Siamo in grado di essere consapevoli di ciò che ci accade e di cosa proviamo grazie alla possibilità di poter avere uno spazio mentale in grado di accogliere le nostre percezioni ed emozioni, in grado di osservare-ci e riflettere su di noi. E questa possibilità, questa capacità di connetterci a noi stessi e alla nostra intimità, è una funzione in continua evoluzione e movimento fino all’ultimo respiro di vita e che ci permette di essere unici.

Questa funzione, proprio come una rete di contatto, (Ferrari A.B., L’alba del pensiero, Borla 1998) ci permette di organizzare le percezioni e le emozioni, senza esserne sopraffatti, e poter attribuire loro un significato.
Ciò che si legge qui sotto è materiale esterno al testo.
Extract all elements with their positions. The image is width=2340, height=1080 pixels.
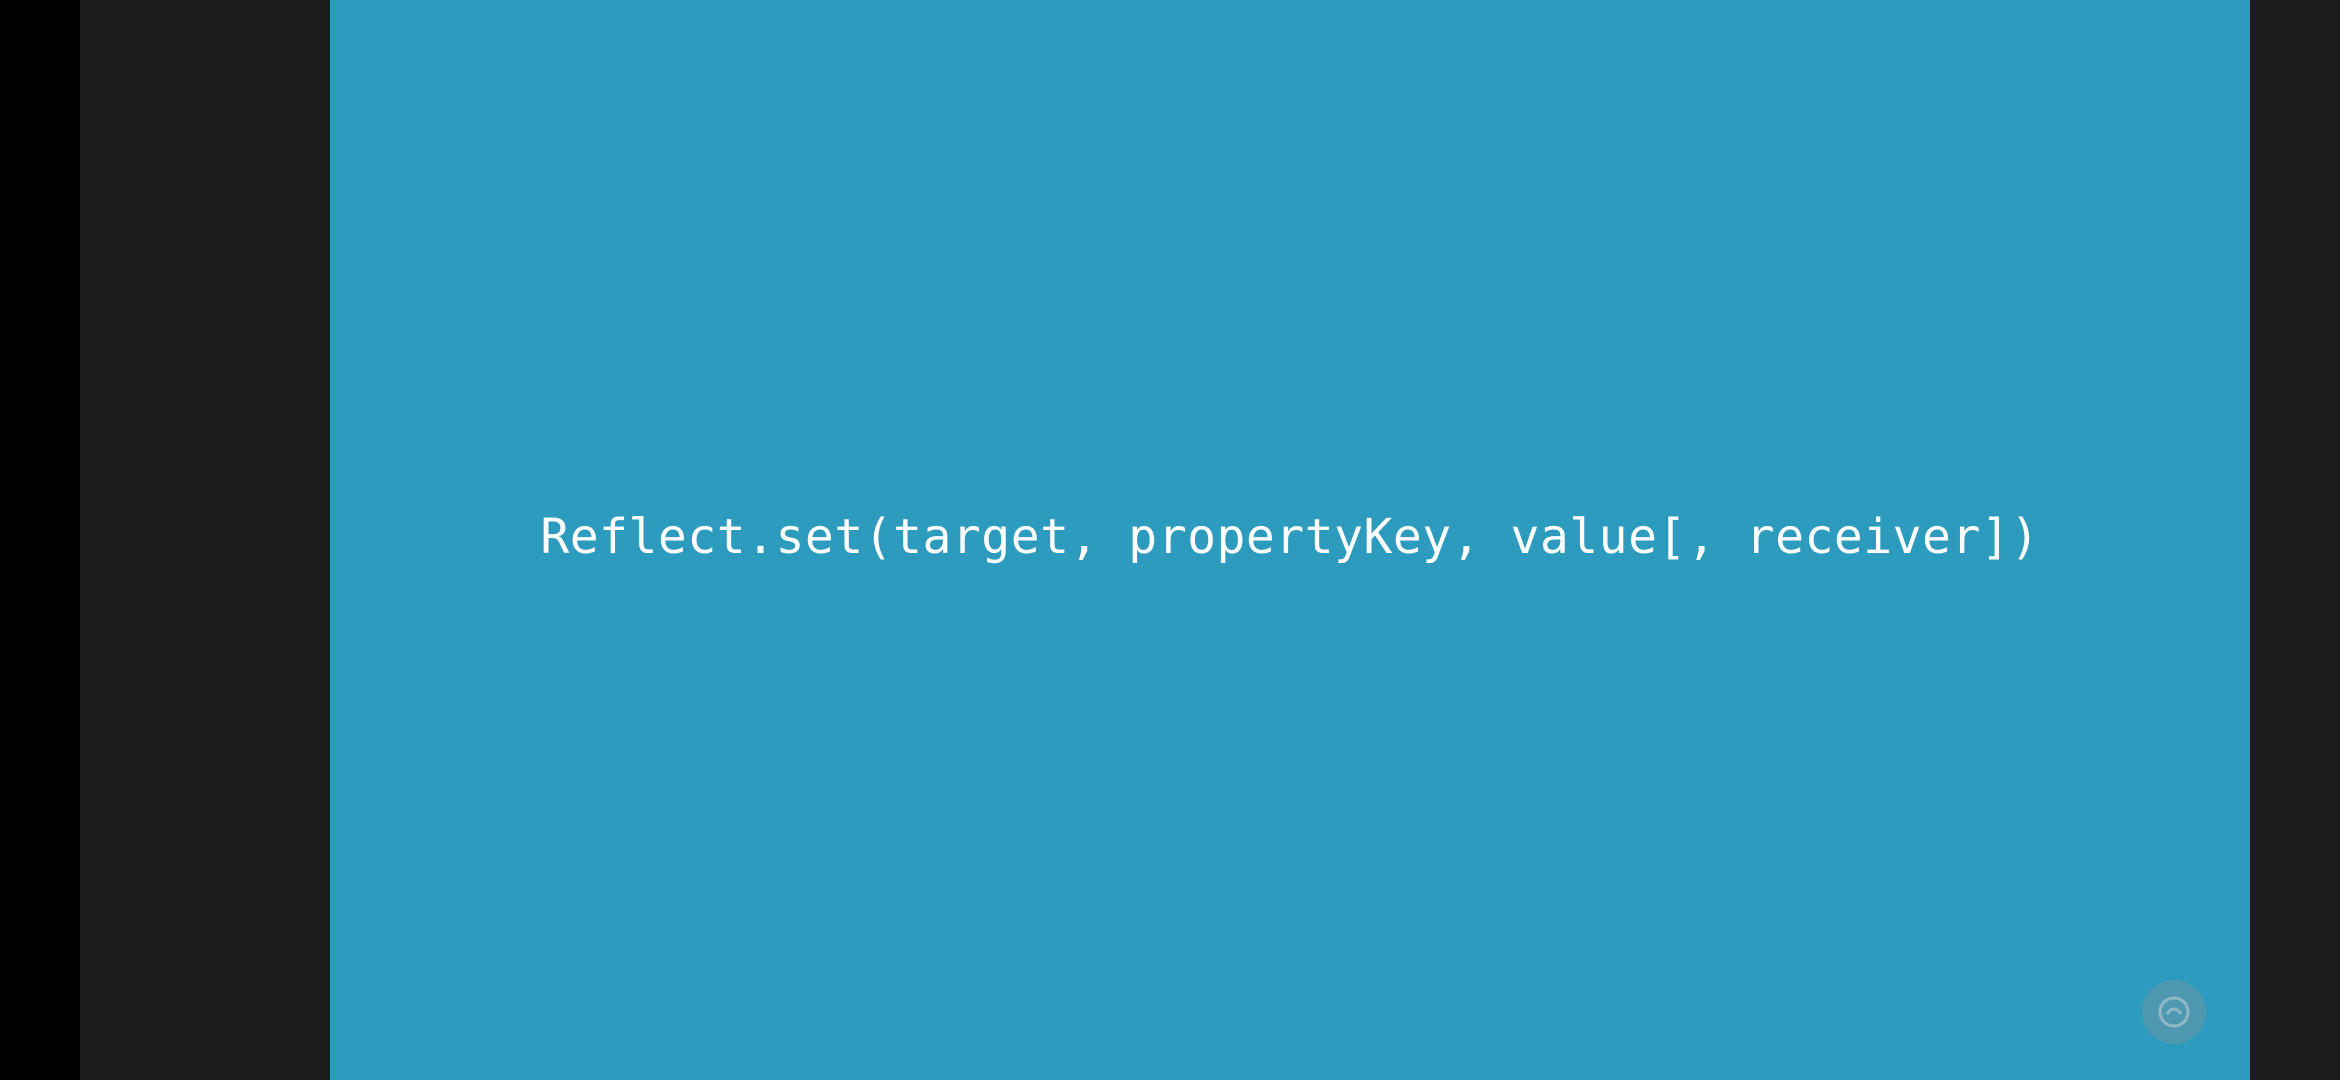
left-edge-bar xyxy=(0,0,80,1080)
logo-watermark-icon xyxy=(2142,980,2206,1044)
presentation-slide: Reflect.set(target, propertyKey, value[,… xyxy=(330,0,2250,1080)
phone-screen: Reflect.set(target, propertyKey, value[,… xyxy=(0,0,2340,1080)
video-player[interactable]: Reflect.set(target, propertyKey, value[,… xyxy=(80,0,2340,1080)
slide-code-text: Reflect.set(target, propertyKey, value[,… xyxy=(540,509,2040,565)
Sensazioni ed emozioni da una parte e apparato pensante dall’altro lavorano in sinergia per trovare delle corrispondenze significative che diano a noi il senso delle nostre azioni e delle nostre percezioni.

 

Perché proviamo angoscia?

Quando questa armonia non è in grado di costituirsi viviamo quella che possiamo definire uno stato disarmonico di emozioni e confusione mentale, fino ad arrivare ad una vera e propria sofferenza psico-fisica.

Riconosciamo questa sofferenza psichica ad esempio quando incontriamo persone che vivono con un alto livello di angoscia, tale da saturare ogni possibilità di attribuire significato e senso a ciò che sperimentano. La rete di contatto sembra aver preso la forma di una vera e propria barriera,  non in grado di creare rappresentazioni di ciò che si vive e conferire una connotazione e coloritura emotiva.

Ci sembrerà di vivere situazioni di tensione e di conflitto nelle quali potremmo percepire la nostra mente troppo distante dalle emozioni, non in grado di coglierle, decifrarle, ma che opera basandosi su teorie rigide da cui ci sembra impossibile prendere respiro.

Viceversa, potremmo incorrere in una fragilità emotiva e una sofferenza immensa tale da travolgere la nostra capacità di riflettere su noi stessi.

Ad esempio quest’ultimo caso sembra essere molto frequente nelle condizioni di malattia. In questi frangenti è possibile che le emozioni e le sensazioni invadono con violenza lo spazio mentale che diventa saturo di angosce connesse al dolore e alla minaccia di morte.

 

Angoscia, imparare a conoscerla per superarla

Il lavoro clinico e di sostegno psicologico può lavorare nella direzione di favorire la creazione della distanza dallo stimolo angosciante (ad esempio il pensiero della morte, l’esperienza di un evento traumatico, lutto e perdita, et al…) e permettere la formazione dello spazio mentale dove può avvenire la messa a fuoco delle sensazioni-emozioni che spingono e hanno urgenza di poter emergere, essere ascoltate e accolte.

Ciò che può emergere è appunto la trasformazione delle sensazioni in emozioni, sino ad arrivare al pensiero e quindi al linguaggio.

Rendere dicibili le nostre emozioni è un passaggio fondamentale per comprenderle, e comprendere noi stessi in quel luogo cammino, di evoluzioni e trasformazioni, che è  la vita stessa.

Lo spazio di sostegno e in molti casi, ove sia necessario, un percorso di psicoterapia, è inteso come spazio non solo fisico ma anche mentale, in cui poter riattivare nuovi processi trasformativi e favorire una crescita e comprensione emozionale.